Statement on Illinois prisons

 

The Illinois Department of Corrections has responded to news media requests for prison visits by denying individual journalists access to prison facilities and instead offering guided group tours.

 

The Chicago Headline Club, the single largest voice for journalists in Illinois, is deeply concerned by this decision and urges Illinois officials to halt such tours.

 

We believe that reporters should be allowed to visit prisons under supervision, but not as a group and not accompanied by an entourage of prison officials leading the way in a tour that has been planned in advance.

 

On behalf of Illinois’ journalists and the public, we urge the state to avoid the image of hiding behind bureaucratic procedures and to uphold basic notions of openness and transparency.

 

We are distressed by the use of group tours because it hampers our essential responsibility to fully and completely gather news important to the public. 

 

It is our responsibility to make sure that the public is aware of conditions in public places, where vulnerable individuals cannot voice their complaints.  More than ever the public wants to know how the state of Illinois spends more than $1.2 billion annually on its prison system.

 

In many places in the world today unacceptable conditions persist because uncaring public officials have kept out the news media.

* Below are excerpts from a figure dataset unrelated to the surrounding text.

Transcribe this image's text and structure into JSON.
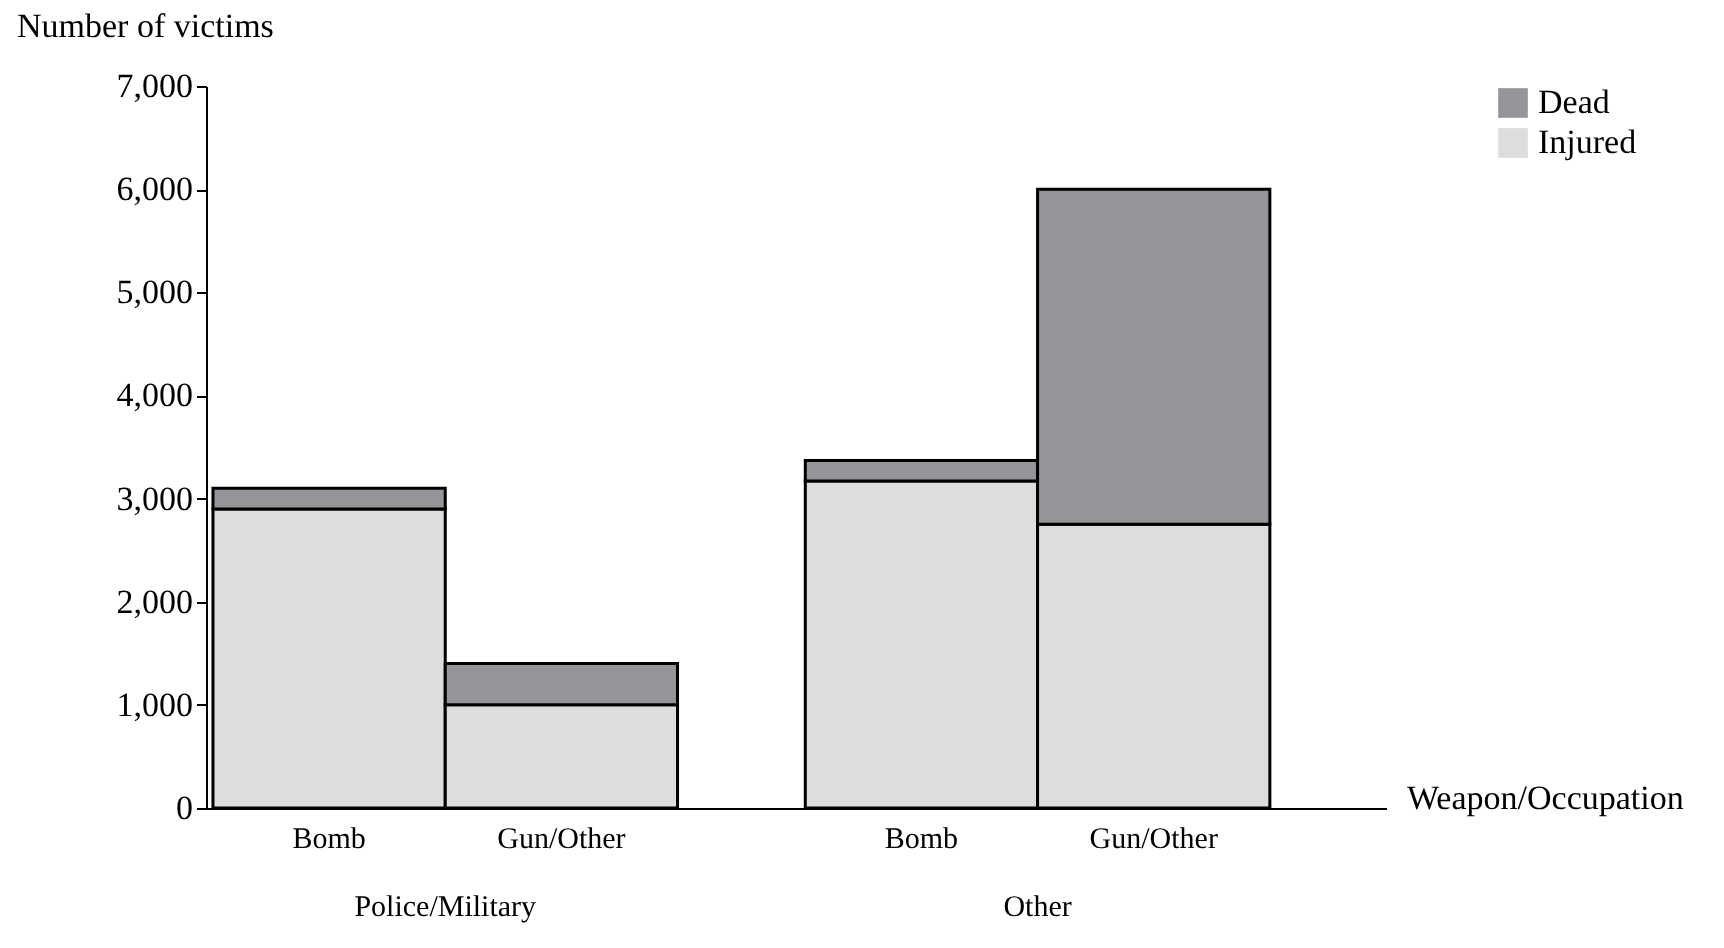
{
  "chart_data": {
    "type": "bar",
    "stacked": true,
    "ylabel": "Number of victims",
    "xlabel": "Weapon/Occupation",
    "categories": [
      "Bomb",
      "Gun/Other",
      "Bomb",
      "Gun/Other"
    ],
    "series": [
      {
        "name": "Injured",
        "color": "#dcdddf",
        "values": [
          2900,
          1000,
          3170,
          2750
        ]
      },
      {
        "name": "Dead",
        "color": "#939598",
        "values": [
          200,
          400,
          200,
          3250
        ]
      }
    ],
    "annotations": [
      "Police/Military",
      "Other"
    ],
    "ylim": [
      0,
      7000
    ],
    "yticks": [
      0,
      {
        "value": 1000,
        "label": "1,000"
      },
      {
        "value": 2000,
        "label": "2,000"
      },
      {
        "value": 3000,
        "label": "3,000"
      },
      {
        "value": 4000,
        "label": "4,000"
      },
      {
        "value": 5000,
        "label": "5,000"
      },
      {
        "value": 6000,
        "label": "6,000"
      },
      {
        "value": 7000,
        "label": "7,000"
      }
    ],
    "grid": false,
    "legend": "top right"
  }
}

We hold our state to a higher standard than those places.

 

Why do we believe so firmly in our rights to responsible access to Illinois prisons?

 

Because this is an essential aspect of carrying out our First Amendment rights and responsibilities.

 

And because, as the US Supreme Court has ruled, the public have should access to prison facilities to witness the operations of the facilities. In this matter, the rights of the news media are no greater than the public’s.

 

 

We recognize the state’s concerns about protecting inmate privacy, safety and security and, as state officials have also pointed out, the manpower burdens involved in journalists visits.

 

But we find it hard to believe that such issues cannot be dealt with to satisfy prison officials and journalists.